Russia is no longer considered to be a reliable supplier for gas, and its statements regarding the technical reasons for a reduction in gas supplies can no longer be trusted, German Chancellor Olaf Scholz said at a press conference in Berlin on July 22, cited by German news newspaper Die Welt.
Scholz was likely referring to the effects of a gas shortage imposed by Russia, which in June reduced flow through the Nord Stream-1 pipeline by 60%, and in July, cut off supplies entirely - ostensibly due to a technical maintenance issue, which had since been resolved.
The German leader also rejected a Russian proposal to commission the Nord Stream-2 gas pipeline for the full-scale restoration of gas supplies to Germany.

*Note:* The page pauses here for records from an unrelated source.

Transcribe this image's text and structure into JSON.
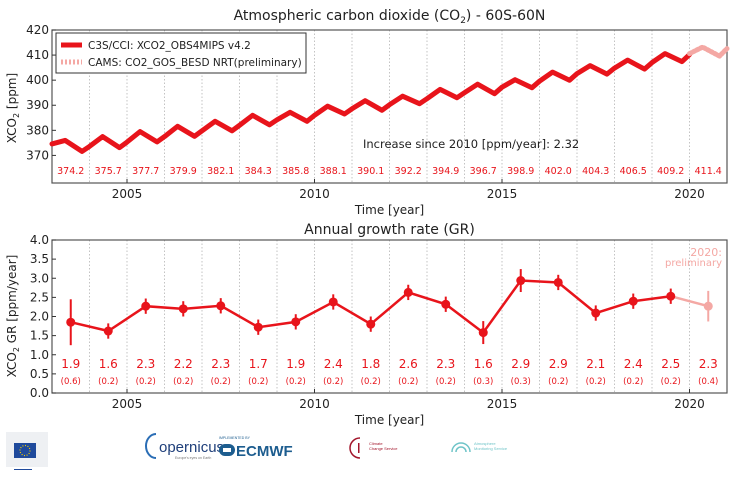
{
  "chart_data": [
    {
      "type": "line",
      "title": "Atmospheric carbon dioxide (CO",
      "title_sub": "2",
      "title_suffix": ") - 60S-60N",
      "xlabel": "Time [year]",
      "ylabel": "XCO",
      "ylabel_sub": "2",
      "ylabel_suffix": " [ppm]",
      "xlim": [
        2003,
        2021
      ],
      "ylim": [
        359,
        420
      ],
      "xticks": [
        2005,
        2010,
        2015,
        2020
      ],
      "yticks": [
        370,
        380,
        390,
        400,
        410,
        420
      ],
      "grid": "vertical dotted, yearly",
      "legend_position": "top-left",
      "annotation": "Increase since 2010 [ppm/year]: 2.32",
      "annual_mean_labels": {
        "years": [
          2003,
          2004,
          2005,
          2006,
          2007,
          2008,
          2009,
          2010,
          2011,
          2012,
          2013,
          2014,
          2015,
          2016,
          2017,
          2018,
          2019,
          2020
        ],
        "values": [
          "374.2",
          "375.7",
          "377.7",
          "379.9",
          "382.1",
          "384.3",
          "385.8",
          "388.1",
          "390.1",
          "392.2",
          "394.9",
          "396.7",
          "398.9",
          "402.0",
          "404.3",
          "406.5",
          "409.2",
          "411.4"
        ]
      },
      "series": [
        {
          "name": "C3S/CCI: XCO2_OBS4MIPS v4.2",
          "color": "#e8141b",
          "points": [
            [
              2003.0,
              374.6
            ],
            [
              2003.35,
              376.0
            ],
            [
              2003.8,
              371.6
            ],
            [
              2004.0,
              373.6
            ],
            [
              2004.35,
              377.5
            ],
            [
              2004.8,
              373.1
            ],
            [
              2005.0,
              375.3
            ],
            [
              2005.35,
              379.5
            ],
            [
              2005.8,
              375.4
            ],
            [
              2006.0,
              377.5
            ],
            [
              2006.35,
              381.6
            ],
            [
              2006.8,
              377.6
            ],
            [
              2007.0,
              379.8
            ],
            [
              2007.35,
              383.6
            ],
            [
              2007.8,
              379.8
            ],
            [
              2008.0,
              382.0
            ],
            [
              2008.35,
              386.0
            ],
            [
              2008.8,
              382.2
            ],
            [
              2009.0,
              384.2
            ],
            [
              2009.35,
              387.2
            ],
            [
              2009.8,
              383.6
            ],
            [
              2010.0,
              386.0
            ],
            [
              2010.35,
              389.6
            ],
            [
              2010.8,
              386.5
            ],
            [
              2011.0,
              388.6
            ],
            [
              2011.35,
              391.8
            ],
            [
              2011.8,
              388.0
            ],
            [
              2012.0,
              390.2
            ],
            [
              2012.35,
              393.6
            ],
            [
              2012.8,
              390.6
            ],
            [
              2013.0,
              392.6
            ],
            [
              2013.35,
              396.3
            ],
            [
              2013.8,
              393.0
            ],
            [
              2014.0,
              395.0
            ],
            [
              2014.35,
              398.4
            ],
            [
              2014.8,
              394.6
            ],
            [
              2015.0,
              397.2
            ],
            [
              2015.35,
              400.2
            ],
            [
              2015.8,
              397.0
            ],
            [
              2016.0,
              399.6
            ],
            [
              2016.35,
              403.2
            ],
            [
              2016.8,
              400.0
            ],
            [
              2017.0,
              402.6
            ],
            [
              2017.35,
              405.8
            ],
            [
              2017.8,
              402.4
            ],
            [
              2018.0,
              404.8
            ],
            [
              2018.35,
              408.0
            ],
            [
              2018.8,
              404.4
            ],
            [
              2019.0,
              407.0
            ],
            [
              2019.35,
              410.6
            ],
            [
              2019.8,
              407.4
            ],
            [
              2020.0,
              410.2
            ]
          ]
        },
        {
          "name": "CAMS: CO2_GOS_BESD NRT(preliminary)",
          "color": "#f4a8a4",
          "points": [
            [
              2020.0,
              410.6
            ],
            [
              2020.35,
              413.2
            ],
            [
              2020.8,
              409.6
            ],
            [
              2021.0,
              412.6
            ]
          ]
        }
      ]
    },
    {
      "type": "line",
      "title": "Annual growth rate (GR)",
      "xlabel": "Time [year]",
      "ylabel": "XCO",
      "ylabel_sub": "2",
      "ylabel_suffix": " GR [ppm/year]",
      "xlim": [
        2003,
        2021
      ],
      "ylim": [
        0.0,
        4.0
      ],
      "xticks": [
        2005,
        2010,
        2015,
        2020
      ],
      "yticks": [
        "0.0",
        "0.5",
        "1.0",
        "1.5",
        "2.0",
        "2.5",
        "3.0",
        "3.5",
        "4.0"
      ],
      "grid": "vertical dotted, yearly",
      "annotation": [
        "2020:",
        "preliminary"
      ],
      "color": "#e8141b",
      "preliminary_color": "#f4a8a4",
      "years": [
        2003,
        2004,
        2005,
        2006,
        2007,
        2008,
        2009,
        2010,
        2011,
        2012,
        2013,
        2014,
        2015,
        2016,
        2017,
        2018,
        2019,
        2020
      ],
      "values": [
        1.85,
        1.62,
        2.27,
        2.2,
        2.28,
        1.72,
        1.86,
        2.38,
        1.8,
        2.63,
        2.32,
        1.58,
        2.94,
        2.89,
        2.09,
        2.4,
        2.53,
        2.27
      ],
      "errors": [
        0.6,
        0.2,
        0.2,
        0.2,
        0.2,
        0.2,
        0.2,
        0.2,
        0.2,
        0.2,
        0.2,
        0.3,
        0.3,
        0.2,
        0.2,
        0.2,
        0.2,
        0.4
      ],
      "value_labels": [
        "1.9",
        "1.6",
        "2.3",
        "2.2",
        "2.3",
        "1.7",
        "1.9",
        "2.4",
        "1.8",
        "2.6",
        "2.3",
        "1.6",
        "2.9",
        "2.9",
        "2.1",
        "2.4",
        "2.5",
        "2.3"
      ],
      "error_labels": [
        "(0.6)",
        "(0.2)",
        "(0.2)",
        "(0.2)",
        "(0.2)",
        "(0.2)",
        "(0.2)",
        "(0.2)",
        "(0.2)",
        "(0.2)",
        "(0.2)",
        "(0.3)",
        "(0.3)",
        "(0.2)",
        "(0.2)",
        "(0.2)",
        "(0.2)",
        "(0.4)"
      ]
    }
  ],
  "logos": {
    "eu": "European Commission",
    "copernicus": "opernicus",
    "copernicus_sub": "Europe's eyes on Earth",
    "ecmwf_top": "IMPLEMENTED BY",
    "ecmwf": "ECMWF",
    "c3s": [
      "Climate",
      "Change Service"
    ],
    "cams": [
      "Atmosphere",
      "Monitoring Service"
    ]
  }
}
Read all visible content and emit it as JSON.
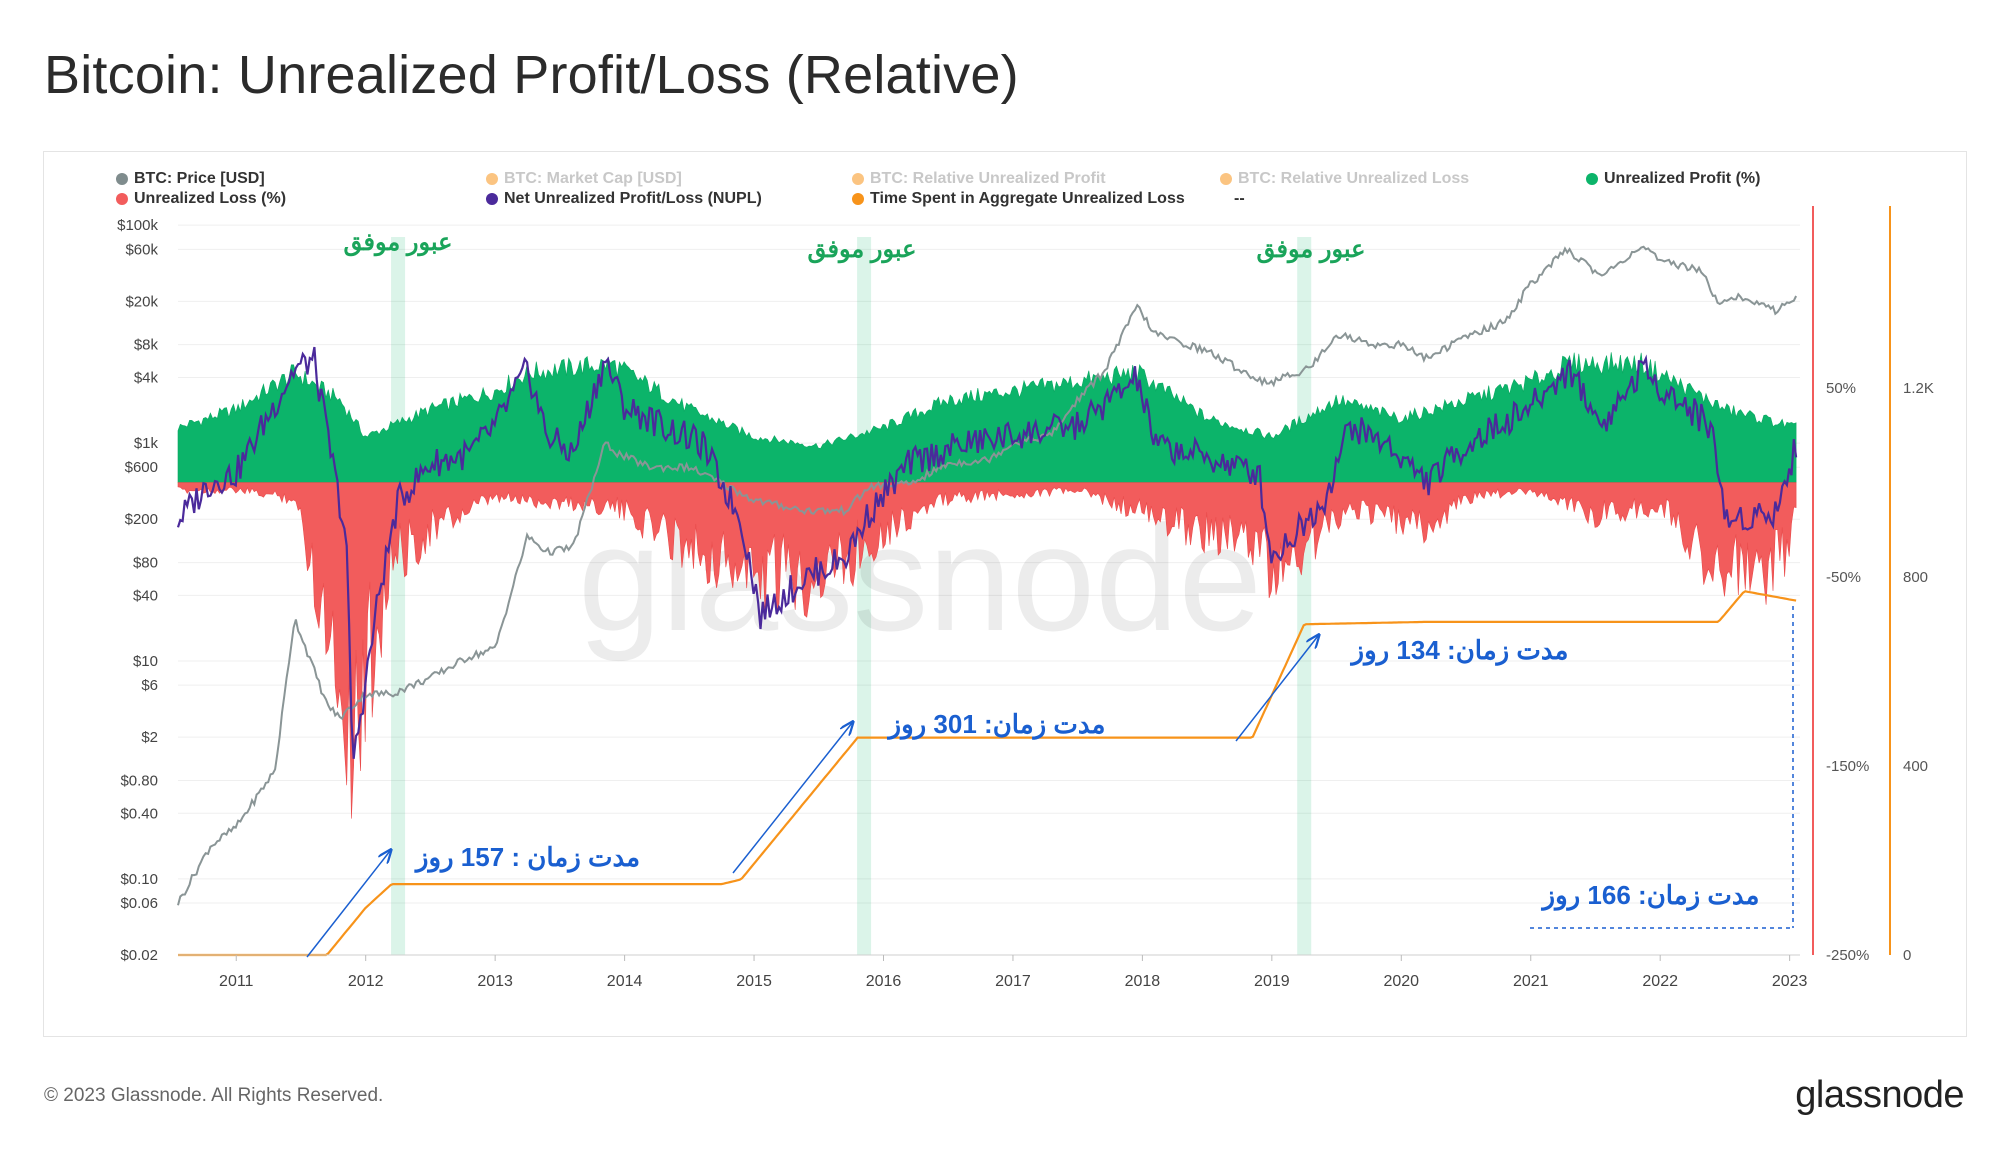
{
  "title": "Bitcoin: Unrealized Profit/Loss (Relative)",
  "legend": [
    {
      "label": "BTC: Price [USD]",
      "color": "#7f8c8d",
      "active": true
    },
    {
      "label": "BTC: Market Cap [USD]",
      "color": "#f7931a",
      "active": false
    },
    {
      "label": "BTC: Relative Unrealized Profit",
      "color": "#f7931a",
      "active": false
    },
    {
      "label": "BTC: Relative Unrealized Loss",
      "color": "#f7931a",
      "active": false
    },
    {
      "label": "Unrealized Profit (%)",
      "color": "#0cb46a",
      "active": true
    },
    {
      "label": "Unrealized Loss (%)",
      "color": "#f25c5c",
      "active": true
    },
    {
      "label": "Net Unrealized Profit/Loss (NUPL)",
      "color": "#4b2a9b",
      "active": true
    },
    {
      "label": "Time Spent in Aggregate Unrealized Loss",
      "color": "#f7931a",
      "active": true
    },
    {
      "label": "--",
      "color": "",
      "active": true
    }
  ],
  "watermark": "glassnode",
  "footer": "© 2023 Glassnode. All Rights Reserved.",
  "brand": "glassnode",
  "chart_data": {
    "type": "line",
    "x_ticks": [
      "2011",
      "2012",
      "2013",
      "2014",
      "2015",
      "2016",
      "2017",
      "2018",
      "2019",
      "2020",
      "2021",
      "2022",
      "2023"
    ],
    "y_left_ticks": [
      "$100k",
      "$60k",
      "$20k",
      "$8k",
      "$4k",
      "$1k",
      "$600",
      "$200",
      "$80",
      "$40",
      "$10",
      "$6",
      "$2",
      "$0.80",
      "$0.40",
      "$0.10",
      "$0.06",
      "$0.02"
    ],
    "y_right_pct_ticks": [
      "50%",
      "-50%",
      "-150%",
      "-250%"
    ],
    "y_right_days_ticks": [
      "1.2K",
      "800",
      "400",
      "0"
    ],
    "y_right_pct_range": [
      -250,
      50
    ],
    "y_right_days_range": [
      0,
      1200
    ],
    "price_usd": {
      "x": [
        2010.55,
        2010.8,
        2011.0,
        2011.3,
        2011.45,
        2011.7,
        2011.8,
        2012.0,
        2012.2,
        2012.5,
        2012.8,
        2013.0,
        2013.25,
        2013.4,
        2013.6,
        2013.85,
        2013.95,
        2014.2,
        2014.5,
        2014.8,
        2015.0,
        2015.4,
        2015.7,
        2015.9,
        2016.2,
        2016.5,
        2016.8,
        2017.0,
        2017.3,
        2017.5,
        2017.7,
        2017.96,
        2018.1,
        2018.5,
        2018.9,
        2019.0,
        2019.3,
        2019.5,
        2019.8,
        2020.0,
        2020.2,
        2020.5,
        2020.8,
        2021.0,
        2021.28,
        2021.55,
        2021.86,
        2022.0,
        2022.3,
        2022.45,
        2022.6,
        2022.9,
        2023.05
      ],
      "y": [
        0.06,
        0.2,
        0.3,
        1,
        25,
        4,
        3,
        5,
        5,
        7,
        11,
        13,
        140,
        100,
        110,
        1000,
        800,
        600,
        600,
        400,
        300,
        240,
        240,
        400,
        420,
        650,
        700,
        1000,
        1200,
        2500,
        4500,
        18000,
        10000,
        7000,
        3800,
        3600,
        5000,
        10000,
        8000,
        8000,
        6000,
        9500,
        13000,
        29000,
        60000,
        34000,
        65000,
        46000,
        40000,
        20000,
        22000,
        16500,
        22000
      ]
    },
    "nupl": {
      "x": [
        2010.55,
        2010.8,
        2011.0,
        2011.45,
        2011.6,
        2011.85,
        2011.9,
        2012.1,
        2012.25,
        2012.5,
        2012.8,
        2013.0,
        2013.25,
        2013.4,
        2013.6,
        2013.85,
        2014.0,
        2014.3,
        2014.6,
        2014.9,
        2015.05,
        2015.4,
        2015.7,
        2015.9,
        2016.2,
        2016.6,
        2017.0,
        2017.5,
        2017.96,
        2018.1,
        2018.4,
        2018.9,
        2019.0,
        2019.4,
        2019.6,
        2019.9,
        2020.2,
        2020.5,
        2021.0,
        2021.3,
        2021.55,
        2021.86,
        2022.1,
        2022.4,
        2022.5,
        2022.9,
        2023.05
      ],
      "y": [
        -20,
        0,
        5,
        60,
        65,
        -30,
        -150,
        -60,
        -10,
        10,
        15,
        30,
        60,
        25,
        15,
        65,
        40,
        30,
        20,
        -20,
        -70,
        -50,
        -40,
        -15,
        10,
        20,
        25,
        30,
        55,
        20,
        15,
        5,
        -40,
        -10,
        30,
        20,
        0,
        20,
        40,
        60,
        30,
        60,
        45,
        30,
        -20,
        -15,
        20
      ]
    },
    "unrealized_profit_pct": {
      "x": [
        2010.55,
        2011.0,
        2011.45,
        2011.8,
        2012.0,
        2012.5,
        2013.0,
        2013.25,
        2013.9,
        2014.5,
        2015.0,
        2015.5,
        2016.0,
        2016.5,
        2017.0,
        2017.96,
        2018.5,
        2019.0,
        2019.5,
        2020.0,
        2020.5,
        2021.0,
        2021.3,
        2021.86,
        2022.5,
        2023.05
      ],
      "y": [
        30,
        40,
        60,
        45,
        25,
        40,
        50,
        60,
        65,
        40,
        25,
        20,
        30,
        45,
        50,
        60,
        35,
        25,
        45,
        35,
        45,
        55,
        65,
        65,
        40,
        30
      ]
    },
    "unrealized_loss_pct": {
      "x": [
        2010.55,
        2011.0,
        2011.45,
        2011.8,
        2011.9,
        2012.2,
        2012.5,
        2013.0,
        2013.9,
        2014.5,
        2015.0,
        2015.4,
        2015.7,
        2016.0,
        2016.5,
        2017.5,
        2018.2,
        2018.9,
        2019.0,
        2019.4,
        2019.6,
        2020.2,
        2020.5,
        2021.0,
        2021.5,
        2022.0,
        2022.5,
        2022.9,
        2023.05
      ],
      "y": [
        -5,
        -5,
        -10,
        -120,
        -160,
        -50,
        -30,
        -10,
        -15,
        -40,
        -60,
        -60,
        -50,
        -30,
        -10,
        -5,
        -25,
        -40,
        -60,
        -30,
        -15,
        -30,
        -10,
        -5,
        -20,
        -15,
        -60,
        -55,
        -25
      ]
    },
    "time_in_loss_days": {
      "x": [
        2010.55,
        2011.7,
        2012.0,
        2012.2,
        2014.75,
        2014.9,
        2015.8,
        2018.85,
        2019.25,
        2020.2,
        2022.45,
        2022.65,
        2023.05
      ],
      "y": [
        0,
        0,
        100,
        150,
        150,
        160,
        460,
        460,
        700,
        705,
        705,
        770,
        750
      ]
    },
    "highlight_bands": [
      2012.25,
      2015.85,
      2019.25
    ],
    "annotations": {
      "crossings": [
        "عبور موفق",
        "عبور موفق",
        "عبور موفق"
      ],
      "durations": [
        "مدت زمان : 157 روز",
        "مدت زمان: 301 روز",
        "مدت زمان: 134 روز",
        "مدت زمان: 166 روز"
      ]
    }
  }
}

"The throughput capacity of the Nord Stream 1, Yamal, and through Ukraine gas pipelines is sufficient for Russia to meet its supply obligations," the chancellor stated.
He highlighted that there is no embargo on the supply of Russian gas, and the technical reasons for the decrease in supply were put forward only by Moscow.
He also mentioned the repair of the Siemens turbine, which is necessary for the full functioning of the Nord Stream-1 pipeline, and called the Kremlin's statements that the gas supply was cut for technical reasons unconvincing.
"[Things] will not get more reliable than today,” Scholz said.
“One cannot count on something if the contract is not fulfilled, although it has already been signed five times.”
He made it clear that Berlin can no longer rely on Russia, saying that Germany would adapt and play it safe when it came to Russian promises.
"Technically, it would never be a problem to fulfill all supplier obligations that lie with Russia," the chancellor concluded.